According to the listing, the alleged archive contains source code, RSA private keys, SSH keys, Azure Personal Access Tokens (PATs), Azure Storage access keys, and configuration files. The seller describes the offering as a one-time sale but does not disclose how the alleged data was obtained.
Forum post claims access to private Azure DevOps repository
The forum listing includes a screenshot purporting to show access to a private Azure DevOps repository associated with an Accenture project. The screenshot appears to display repository metadata and a successful clone operation from what is claimed to be a private development environment.
BreachNews reviewed the screenshot but could not independently verify that the repository belongs to Accenture or confirm that any files allegedly offered for sale originated from the environment shown.
The seller also references an alleged archive size of just over 35 GB and claims it contains internal development assets rather than customer records.
Source code and cloud secrets reportedly included
According to the forum listing, the alleged dataset includes:
- Source code repositories
- RSA private keys
- SSH keys
- Azure Personal Access Tokens (PATs)
- Azure Storage access keys
- Configuration files
If authentic, exposure of source code together with cloud credentials could present a greater security risk than source code alone. Credentials and infrastructure secrets may provide attackers with insight into development environments, deployment pipelines, or cloud resources if they remain valid.

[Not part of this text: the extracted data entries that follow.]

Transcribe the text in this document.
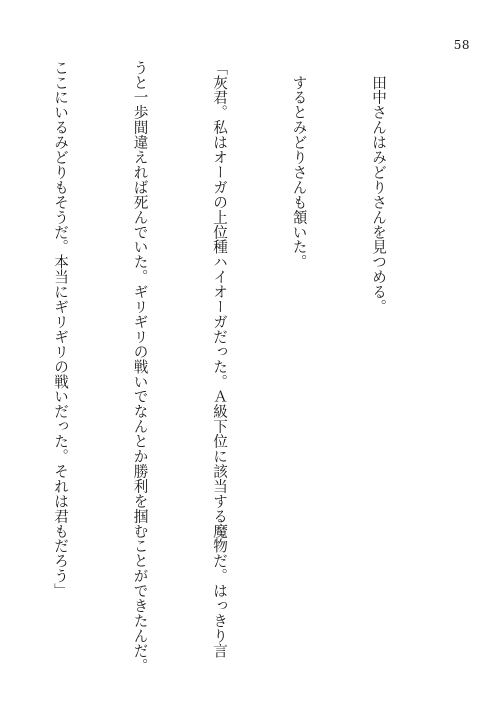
58

　田中さんはみどりさんを見つめる。

　するとみどりさんも頷いた。

「灰君。私はオーガの上位種ハイオーガだった。Ａ級下位に該当する魔物だ。はっきり言

うと一歩間違えれば死んでいた。ギリギリの戦いでなんとか勝利を掴むことができたんだ。

ここにいるみどりもそうだ。本当にギリギリの戦いだった。それは君もだろう」
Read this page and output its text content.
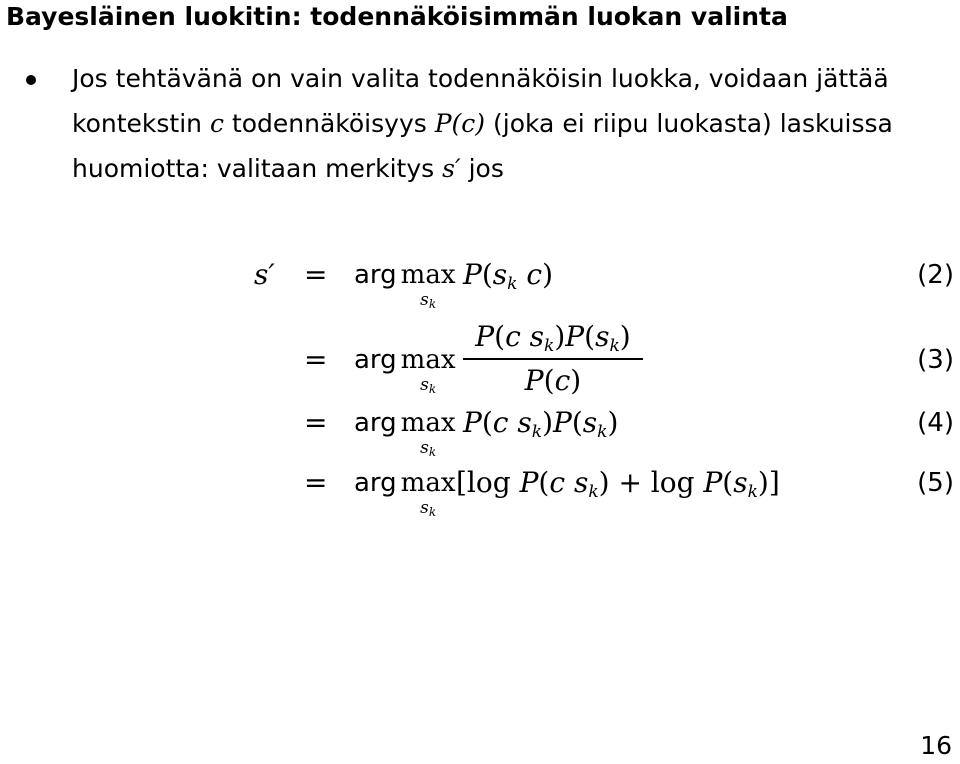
Bayesläinen luokitin: todennäköisimmän luokan valinta
Jos tehtävänä on vain valita todennäköisin luokka, voidaan jättää
kontekstin c todennäköisyys P(c) (joka ei riipu luokasta) laskuissa
huomiotta: valitaan merkitys s′ jos
s′ = arg max
sk
$P(s_k$ c)	(2)
= arg max
sk
P(c $s_k)P(s_k)$
P(c)
(3)
= arg max
sk
P(c $s_k)P(s_k)$	(4)
= arg max
sk
[log P(c $s_k) + \log P(s_k)$]	(5)
16
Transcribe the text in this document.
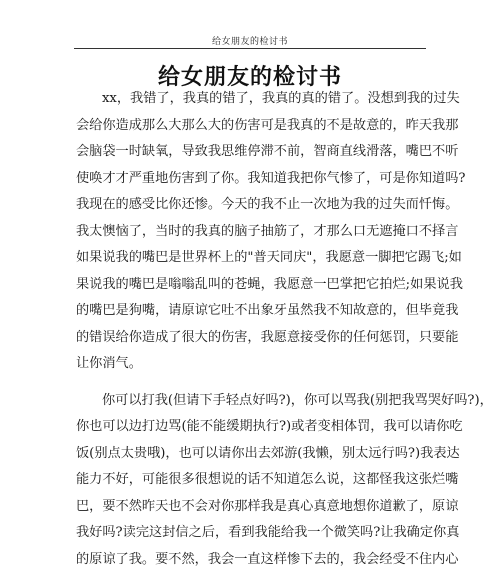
给女朋友的检讨书
给女朋友的检讨书
xx，我错了，我真的错了，我真的真的错了。没想到我的过失
会给你造成那么大那么大的伤害可是我真的不是故意的，昨天我那
会脑袋一时缺氧，导致我思维停滞不前，智商直线滑落，嘴巴不听
使唤才才严重地伤害到了你。我知道我把你气惨了，可是你知道吗?
我现在的感受比你还惨。今天的我不止一次地为我的过失而忏悔。
我太懊恼了，当时的我真的脑子抽筋了，才那么口无遮掩口不择言
如果说我的嘴巴是世界杯上的"普天同庆"，我愿意一脚把它踢飞;如
果说我的嘴巴是嗡嗡乱叫的苍蝇，我愿意一巴掌把它拍烂;如果说我
的嘴巴是狗嘴，请原谅它吐不出象牙虽然我不知故意的，但毕竟我
的错误给你造成了很大的伤害，我愿意接受你的任何惩罚，只要能
让你消气。
你可以打我(但请下手轻点好吗?)，你可以骂我(别把我骂哭好吗?)，
你也可以边打边骂(能不能缓期执行?)或者变相体罚，我可以请你吃
饭(别点太贵哦)，也可以请你出去郊游(我懒，别太远行吗?)我表达
能力不好，可能很多很想说的话不知道怎么说，这都怪我这张烂嘴
巴，要不然昨天也不会对你那样我是真心真意地想你道歉了，原谅
我好吗?读完这封信之后，看到我能给我一个微笑吗?让我确定你真
的原谅了我。要不然，我会一直这样惨下去的，我会经受不住内心
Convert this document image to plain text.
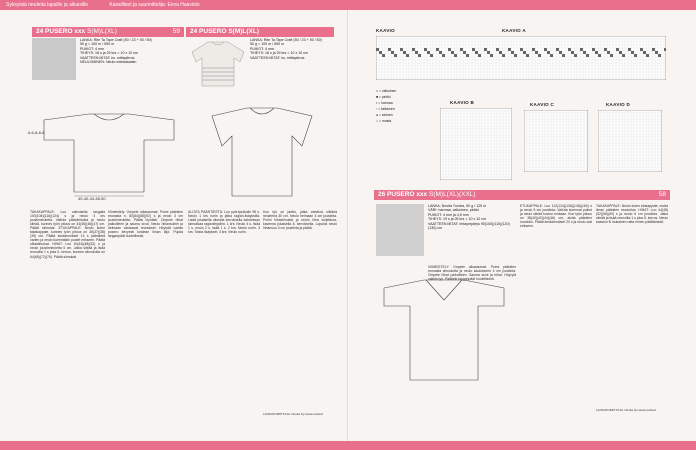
Syksyisiä neuleita lapsille ja aikuisille	Kassilliset ja suunnittelija: Eeva Haavisto
24 PUSERO xxx S(M)L(XL)	59	24 PUSERO S(M)L(XL)
LANKA: Rite Ta Tape Craft (50 / 23 + 50 / 50)
50 g = 100 m / 550 m
PUIKOT: 4 mm
TIHEYS: 18 s ja 29 krs = 10 x 10 cm
VAATTEEN MITAT: ks. mittapiirros
NEULOMINEN: Neulo edestakaisin
LANKA: Rite Ta Tape Craft (50 / 23 + 50 / 50)
50 g = 100 m / 550 m
PUIKOT: 4 mm
TIHEYS: 18 s ja 29 krs = 10 x 10 cm
VAATTEEN MITAT: ks. mittapiirros
40-40-44-48-50
6-6-8-8-8
TAKAKAPPALE: Luo valkoisella langalla 100(108)(116)(124) s ja neulo 4 krs joustinneuletta. Vaihda päävärilanka ja neulo sileää, kunnes työn pituus on 44(45)(46)(47) cm. Päätä silmukat. ETUKAPPALE: Neulo kuten takakappale, kunnes työn pituus on 36(37)(38)(39) cm. Päätä keskimmäiset 14 s pääntietä varten ja neulo kummatkin puolet erikseen. Päätä olkasilmukat. HIHAT: Luo 40(44)(48)(52) s ja neulo joustinneuletta 5 cm. Jatka sileää ja lisää reunoilla 1 s joka 6. kerros, kunnes silmukoita on 64(68)(72)(76). Päätä silmukat.
Viimeistely: Ompele olkasaumat. Poimi pääntien reunasta n. 80(84)(88)(92) s ja neulo 3 cm joustinneuletta. Päätä löyhästi. Ompele hihat paikoilleen ja sauma sivut. Neulo hihansuihin ja helmaan vastaavat reunukset. Höyrytä valmis pusero kevyesti kostean liinan läpi. Pujota langanpäät huolellisesti.
ALOITA PÄÄNTIESTÄ: Luo pyöröpuikolle 96 s. Neulo 1 krs nurin ja jatka raglan-lisäyksillä. Lisää jokaisella oikealla kerroksella kahdeksan silmukkaa raglanlinjoihin. 1 krs: Neulo 4 s, lisää 1 s, neulo 2 s, lisää 1 s. 2 krs: Neulo nurin. 3 krs: Toista lisäykset. 4 krs: Neulo nurin.
Kun työ on jaettu, jatka vartaloa sileänä neuleena 30 cm. Neulo helmaan 4 cm joustinta. Poimi hihasilmukat ja neulo hiha suljettuna, kavenna jokaisella 8. kerroksella. Lopuksi neulo hihansuu 4 cm joustinta ja päätä.
LANKATOIMITTAJA: Novita Oy www.novita.fi
KAAVIO	KAAVIO A
□ = valkoinen
■ = pinkki
▪ = harmaa
▫ = keltainen
● = sininen
○ = musta
KAAVIO B	KAAVIO C	KAAVIO D
26 PUSERO xxx S(M)L(XL)(XXL)	58
LANKA: Novita Tundra, 50 g / 125 m
VÄRI: harmaa, valkoinen, pinkki
PUIKOT: 4 mm ja 4,5 mm
TIHEYS: 19 s ja 26 krs = 10 x 10 cm
VAATTEEN MITAT: rintaympärys 90(100)(110)(120)(130) cm
ETUKAPPALE: Luo 112(124)(136)(148)(160) s ja neulo 5 cm joustinta. Vaihda isommat puikot ja neulo sileää kuvion mukaan. Kun työn pituus on 38(40)(42)(44)(46) cm, aloita pääntien muotoilu. Päätä keskimmäiset 20 s ja neulo olat erikseen.
TAKAKAPPALE: Neulo kuten etukappale, mutta ilman pääntien muotoilua. HIHAT: Luo 44(48)(52)(56)(60) s ja neulo 6 cm joustinta. Jatka sileää ja lisää reunoilta 1 s joka 8. kerros. Neulo kaavion B mukainen raita ennen päättämistä.
VIIMEISTELY: Ompele olkasaumat. Poimi pääntien reunasta silmukoita ja neulo kaulukseen 4 cm joustinta. Ompele hihat paikoilleen. Sauma sivut ja hihat. Höyrytä valmis työ. Päättele langanpäät huolellisesti.
LANKATOIMITTAJA: Novita Oy www.novita.fi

The forum post does not include technical details describing how the alleged compromise occurred or whether any credentials shown have since been revoked.
Authenticity of the listing is unclear
Accenture had not issued any public statement at time of publication regarding the alleged breach.
As with similar marketplace listings, the authenticity, scope, and origin of the claimed data remain unverified. Organizations frequently rotate credentials following suspected exposure, meaning the presence of access tokens or keys in an alleged dataset does not necessarily indicate ongoing access.
Why attackers pursue developer infrastructure
Source code repositories and cloud development environments continue to be frequent targets for cybercriminals because they can contain proprietary intellectual property, infrastructure configurations, authentication material, and deployment secrets. Access to developer platforms may also provide opportunities for supply chain attacks or further compromise of enterprise environments.
Recent BreachNews coverage involving alleged source code and developer environment exposures includes the alleged Darsa AI source code and cloud data leak, the alleged AstraZeneca source code and cloud credentials leak, and the alleged Radisys source code breach.
BreachNews will post an update if Accenture issues a public statement or if additional evidence emerges supporting or refuting the claims.